Tuesday, August 6, 2013

Sneak peek at 'CBGB': Rupert Grint's inner punk


Rupert Grint in "CBGB"

Bryan Alexander
USA TODAY 7:55 a.m. EDT August 6, 2013



The film, which also features Grint's 'Harry Potter' co-star Alan Rickman, follows story of NYC club.

Now for something completely different: Harry Potter star Rupert Grint on stage, holding a guitar and wearing a dog collar, in a band whose lead singer blows his nose into sandwich meat, chews the sandwich and then spits the contents into a rabid audience.

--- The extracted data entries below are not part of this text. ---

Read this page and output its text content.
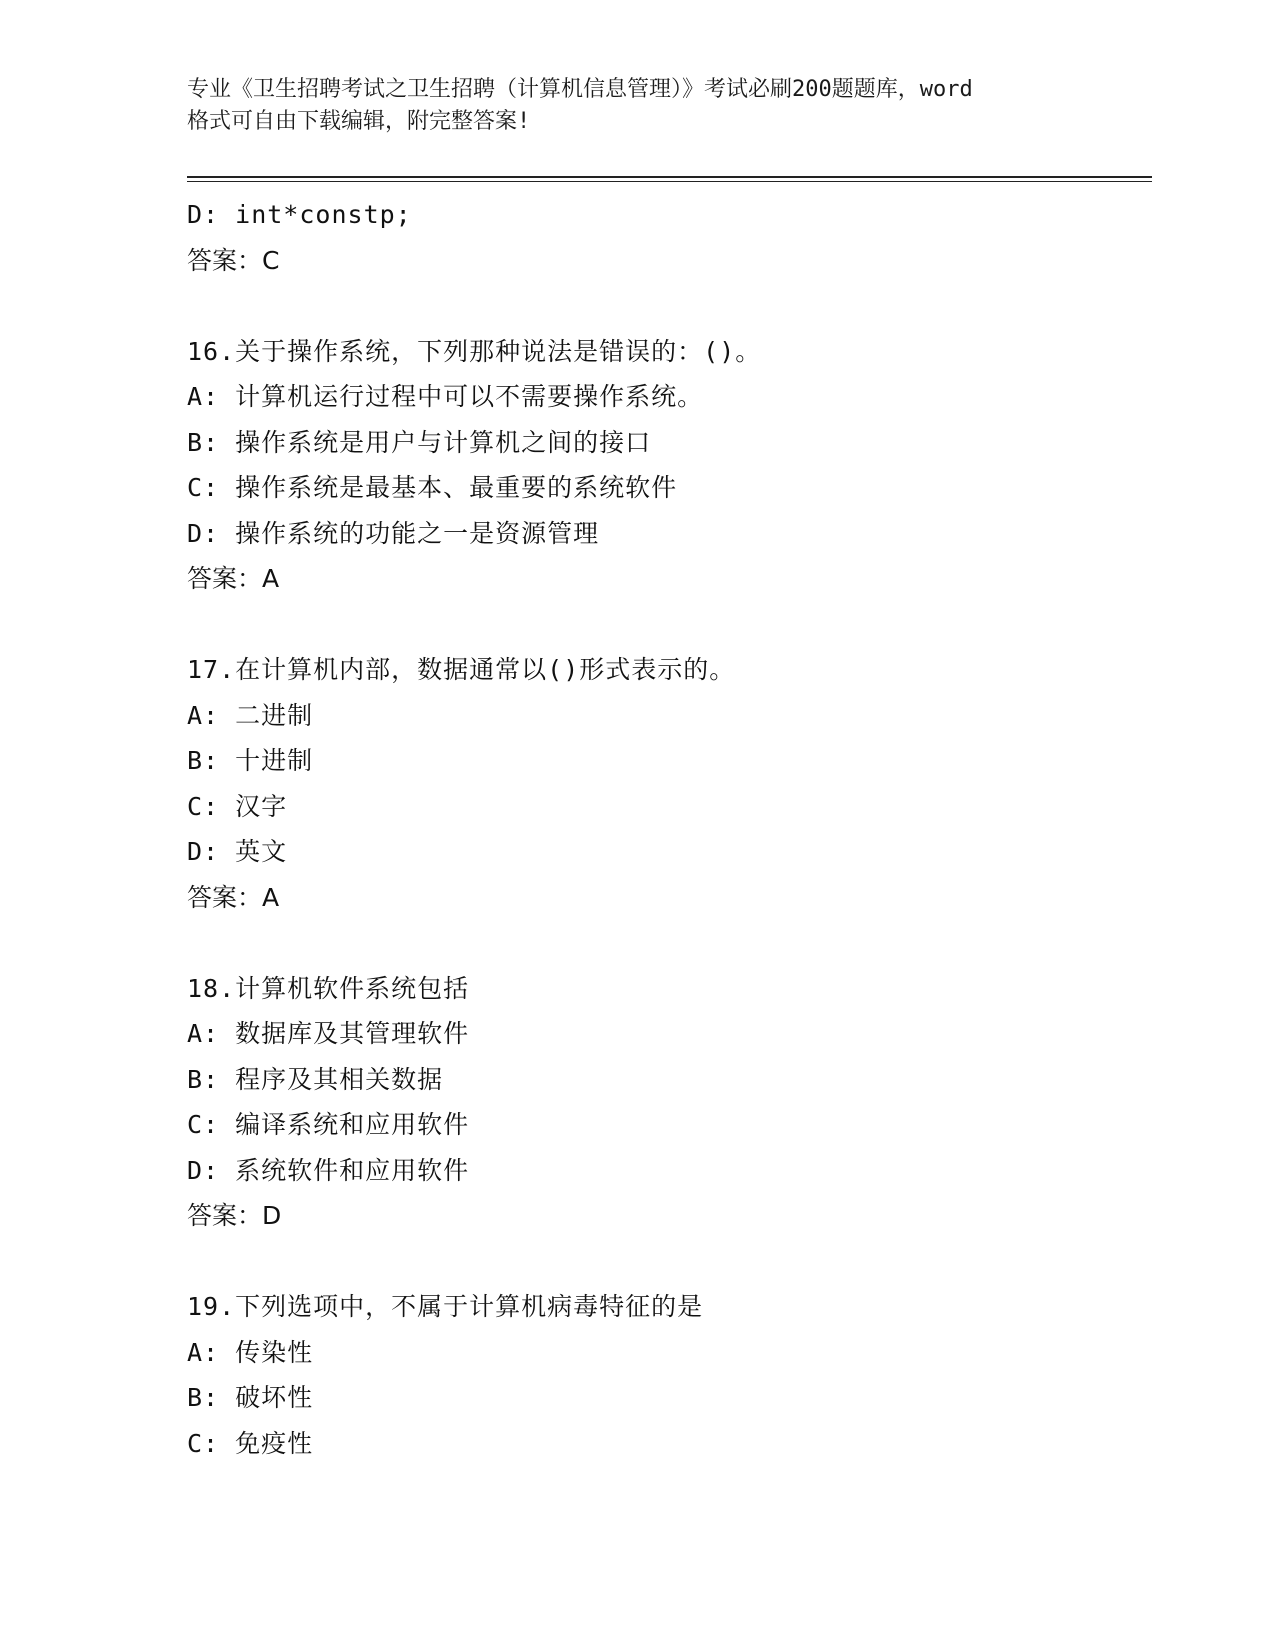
专业《卫生招聘考试之卫生招聘（计算机信息管理）》考试必刷200题题库，word
格式可自由下载编辑，附完整答案!
D: int*constp;
答案：C
16.关于操作系统，下列那种说法是错误的：()。
A: 计算机运行过程中可以不需要操作系统。
B: 操作系统是用户与计算机之间的接口
C: 操作系统是最基本、最重要的系统软件
D: 操作系统的功能之一是资源管理
答案：A
17.在计算机内部，数据通常以()形式表示的。
A: 二进制
B: 十进制
C: 汉字
D: 英文
答案：A
18.计算机软件系统包括
A: 数据库及其管理软件
B: 程序及其相关数据
C: 编译系统和应用软件
D: 系统软件和应用软件
答案：D
19.下列选项中，不属于计算机病毒特征的是
A: 传染性
B: 破坏性
C: 免疫性
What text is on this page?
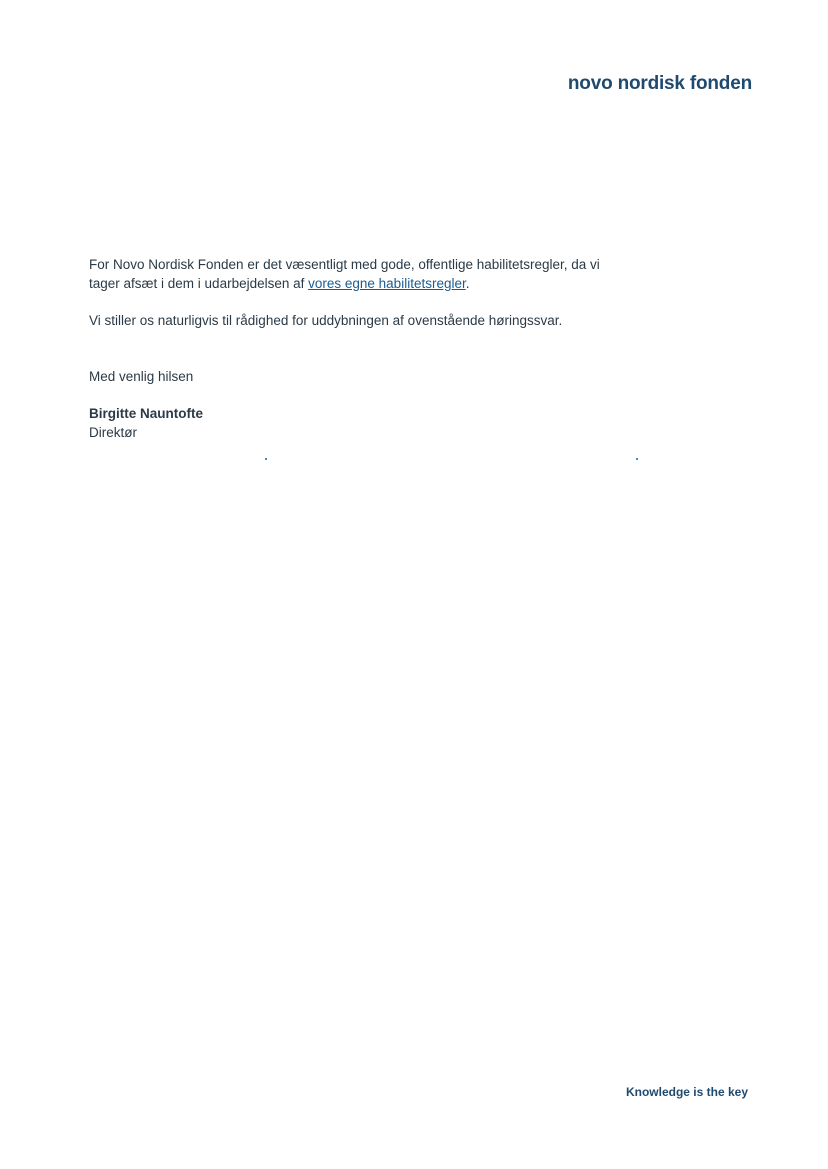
novo nordisk fonden

For Novo Nordisk Fonden er det væsentligt med gode, offentlige habilitetsregler, da vi tager afsæt i dem i udarbejdelsen af vores egne habilitetsregler.

Vi stiller os naturligvis til rådighed for uddybningen af ovenstående høringssvar.

Med venlig hilsen
Birgitte Nauntofte
Direktør
Knowledge is the key
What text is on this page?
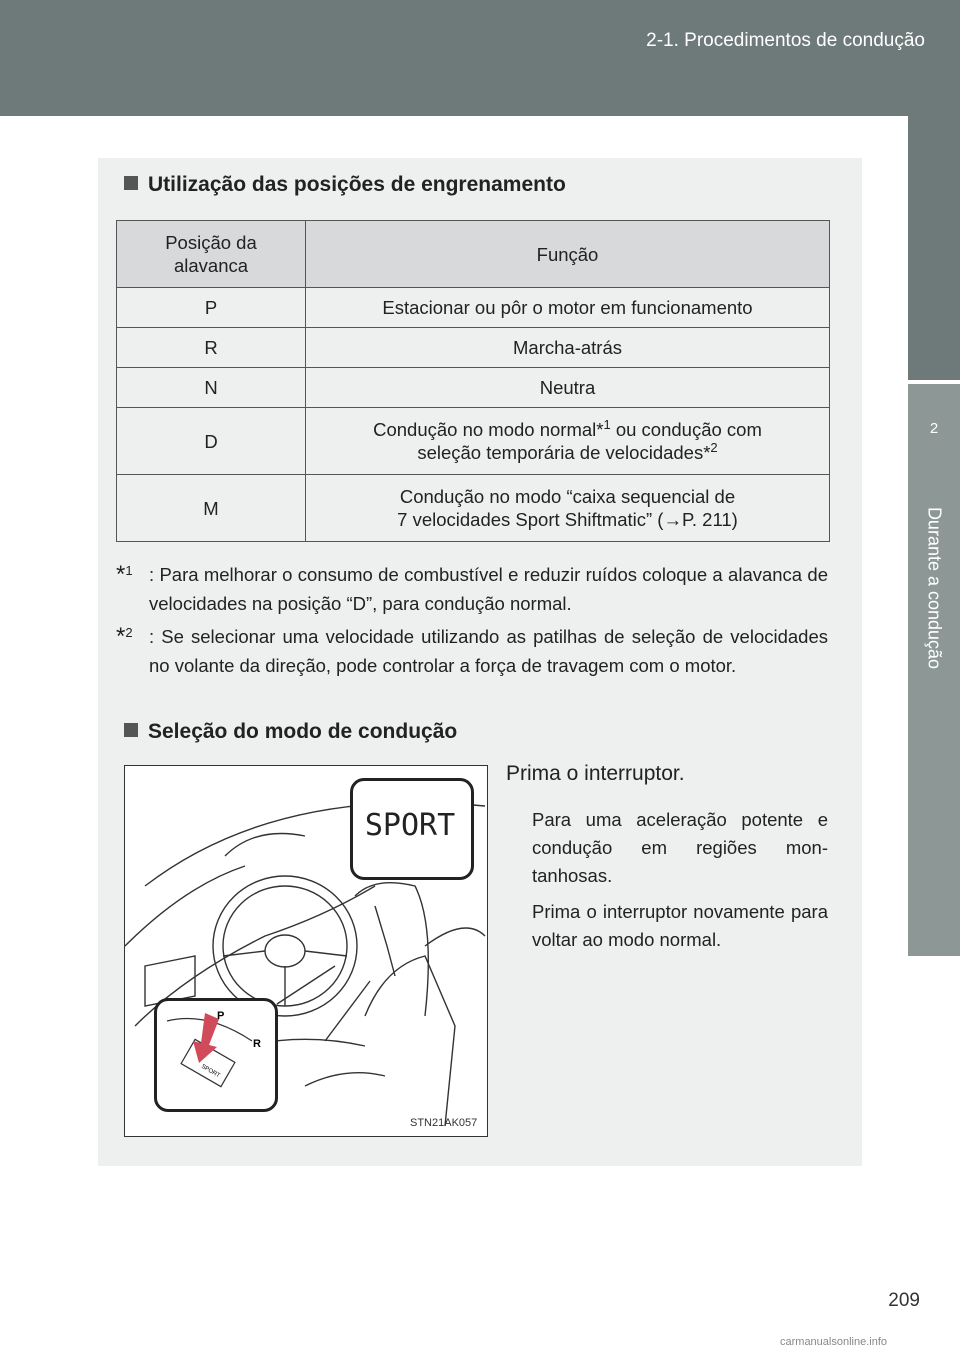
2-1. Procedimentos de condução
2
Durante a condução
Utilização das posições de engrenamento
Posição da alavanca	Função
P	Estacionar ou pôr o motor em funcionamento
R	Marcha-atrás
N	Neutra
D	Condução no modo normal*$^1$ ou condução com
seleção temporária de velocidades*$^2$
M	Condução no modo “caixa sequencial de
7 velocidades Sport Shiftmatic” (→P. 211)
*$^1$ : Para melhorar o consumo de combustível e reduzir ruídos coloque a alavanca de velocidades na posição “D”, para condução normal.
*$^2$ : Se selecionar uma velocidade utilizando as patilhas de seleção de velocidades no volante da direção, pode controlar a força de travagem com o motor.
Seleção do modo de condução
SPORT
P
R
SPORT
STN21AK057
Prima o interruptor.
Para uma aceleração potente e condução em regiões mon-tanhosas.
Prima o interruptor novamente para voltar ao modo normal.
209
carmanualsonline.info
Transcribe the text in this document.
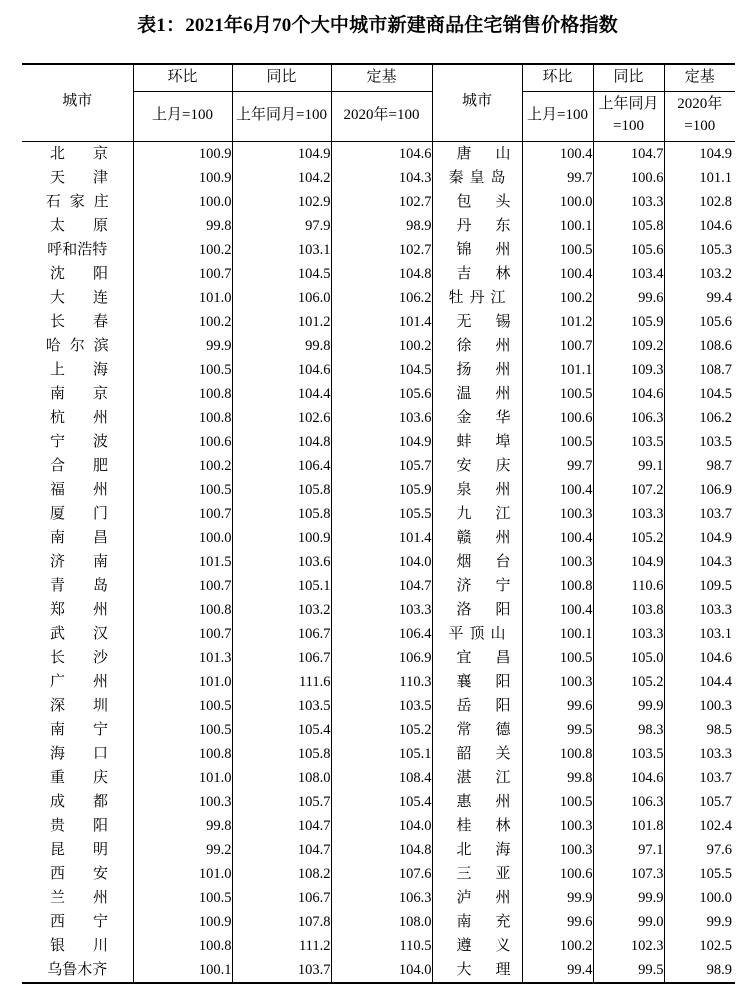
表1：2021年6月70个大中城市新建商品住宅销售价格指数

城市	环比	同比	定基	城市	环比	同比	定基
	上月=100	上年同月=100	2020年=100		上月=100	上年同月=100	2020年=100
北京	100.9	104.9	104.6	唐山	100.4	104.7	104.9
天津	100.9	104.2	104.3	秦皇岛	99.7	100.6	101.1
石家庄	100.0	102.9	102.7	包头	100.0	103.3	102.8
太原	99.8	97.9	98.9	丹东	100.1	105.8	104.6
呼和浩特	100.2	103.1	102.7	锦州	100.5	105.6	105.3
沈阳	100.7	104.5	104.8	吉林	100.4	103.4	103.2
大连	101.0	106.0	106.2	牡丹江	100.2	99.6	99.4
长春	100.2	101.2	101.4	无锡	101.2	105.9	105.6
哈尔滨	99.9	99.8	100.2	徐州	100.7	109.2	108.6
上海	100.5	104.6	104.5	扬州	101.1	109.3	108.7
南京	100.8	104.4	105.6	温州	100.5	104.6	104.5
杭州	100.8	102.6	103.6	金华	100.6	106.3	106.2
宁波	100.6	104.8	104.9	蚌埠	100.5	103.5	103.5
合肥	100.2	106.4	105.7	安庆	99.7	99.1	98.7
福州	100.5	105.8	105.9	泉州	100.4	107.2	106.9
厦门	100.7	105.8	105.5	九江	100.3	103.3	103.7
南昌	100.0	100.9	101.4	赣州	100.4	105.2	104.9
济南	101.5	103.6	104.0	烟台	100.3	104.9	104.3
青岛	100.7	105.1	104.7	济宁	100.8	110.6	109.5
郑州	100.8	103.2	103.3	洛阳	100.4	103.8	103.3
武汉	100.7	106.7	106.4	平顶山	100.1	103.3	103.1
长沙	101.3	106.7	106.9	宜昌	100.5	105.0	104.6
广州	101.0	111.6	110.3	襄阳	100.3	105.2	104.4
深圳	100.5	103.5	103.5	岳阳	99.6	99.9	100.3
南宁	100.5	105.4	105.2	常德	99.5	98.3	98.5
海口	100.8	105.8	105.1	韶关	100.8	103.5	103.3
重庆	101.0	108.0	108.4	湛江	99.8	104.6	103.7
成都	100.3	105.7	105.4	惠州	100.5	106.3	105.7
贵阳	99.8	104.7	104.0	桂林	100.3	101.8	102.4
昆明	99.2	104.7	104.8	北海	100.3	97.1	97.6
西安	101.0	108.2	107.6	三亚	100.6	107.3	105.5
兰州	100.5	106.7	106.3	泸州	99.9	99.9	100.0
西宁	100.9	107.8	108.0	南充	99.6	99.0	99.9
银川	100.8	111.2	110.5	遵义	100.2	102.3	102.5
乌鲁木齐	100.1	103.7	104.0	大理	99.4	99.5	98.9
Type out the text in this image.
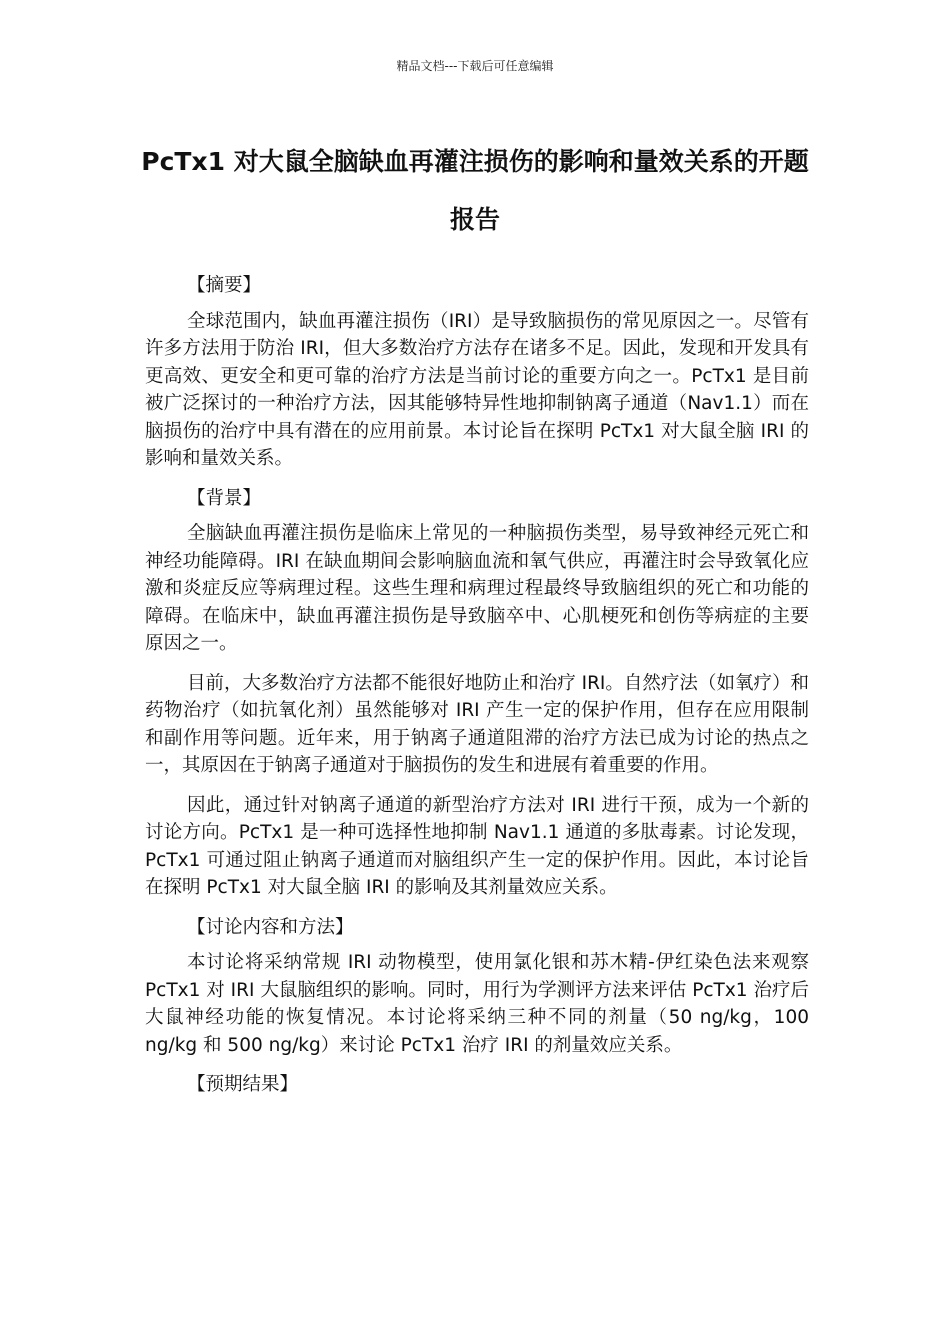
精品文档---下载后可任意编辑
PcTx1 对大鼠全脑缺血再灌注损伤的影响和量效关系的开题报告
【摘要】

全球范围内，缺血再灌注损伤（IRI）是导致脑损伤的常见原因之一。尽管有许多方法用于防治 IRI，但大多数治疗方法存在诸多不足。因此，发现和开发具有更高效、更安全和更可靠的治疗方法是当前讨论的重要方向之一。PcTx1 是目前被广泛探讨的一种治疗方法，因其能够特异性地抑制钠离子通道（Nav1.1）而在脑损伤的治疗中具有潜在的应用前景。本讨论旨在探明 PcTx1 对大鼠全脑 IRI 的影响和量效关系。

【背景】

全脑缺血再灌注损伤是临床上常见的一种脑损伤类型，易导致神经元死亡和神经功能障碍。IRI 在缺血期间会影响脑血流和氧气供应，再灌注时会导致氧化应激和炎症反应等病理过程。这些生理和病理过程最终导致脑组织的死亡和功能的障碍。在临床中，缺血再灌注损伤是导致脑卒中、心肌梗死和创伤等病症的主要原因之一。

目前，大多数治疗方法都不能很好地防止和治疗 IRI。自然疗法（如氧疗）和药物治疗（如抗氧化剂）虽然能够对 IRI 产生一定的保护作用，但存在应用限制和副作用等问题。近年来，用于钠离子通道阻滞的治疗方法已成为讨论的热点之一，其原因在于钠离子通道对于脑损伤的发生和进展有着重要的作用。

因此，通过针对钠离子通道的新型治疗方法对 IRI 进行干预，成为一个新的讨论方向。PcTx1 是一种可选择性地抑制 Nav1.1 通道的多肽毒素。讨论发现，PcTx1 可通过阻止钠离子通道而对脑组织产生一定的保护作用。因此，本讨论旨在探明 PcTx1 对大鼠全脑 IRI 的影响及其剂量效应关系。

【讨论内容和方法】

本讨论将采纳常规 IRI 动物模型，使用氯化银和苏木精-伊红染色法来观察 PcTx1 对 IRI 大鼠脑组织的影响。同时，用行为学测评方法来评估 PcTx1 治疗后大鼠神经功能的恢复情况。本讨论将采纳三种不同的剂量（50 ng/kg，100 ng/kg 和 500 ng/kg）来讨论 PcTx1 治疗 IRI 的剂量效应关系。

【预期结果】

"I have always wanted to play a punk," says Grint, 24, who stars as rocker Cheetah Chrome in the historical drama CBGB (opening in limited markets Oct. 11). "It was really good fun."

Chrome, a guitarist for The Dead Boys, is one of the many musicians brought to life in the raucous story of the seminal club CBGB in New York's Bowery district, a beer-drenched springboard for some of the most vibrant new wave and punk sounds from 1973 to 2006.

The film focuses on the early days, when owner and operator Hilly Kristal gave a stage to a mix of new and veteran underground performers such as Iggy Pop, Blondie, The Ramones, Patti Smith, Lou Reed, The Police and Talking Heads.

"It was this iconic place, and it has this kind of history," says writer/director Randall Miller, who worked on the film with his writer/producer wife, Jody Savin. "But people don't know how it all began. And that's what we wanted to tell, the origin of all of this."

Kristal (Alan Rickman), a classically trained musician and jazz club manager, had planned to open a forum for country, bluegrass and blues performers, hence the CBGB initials on the now-famous logo.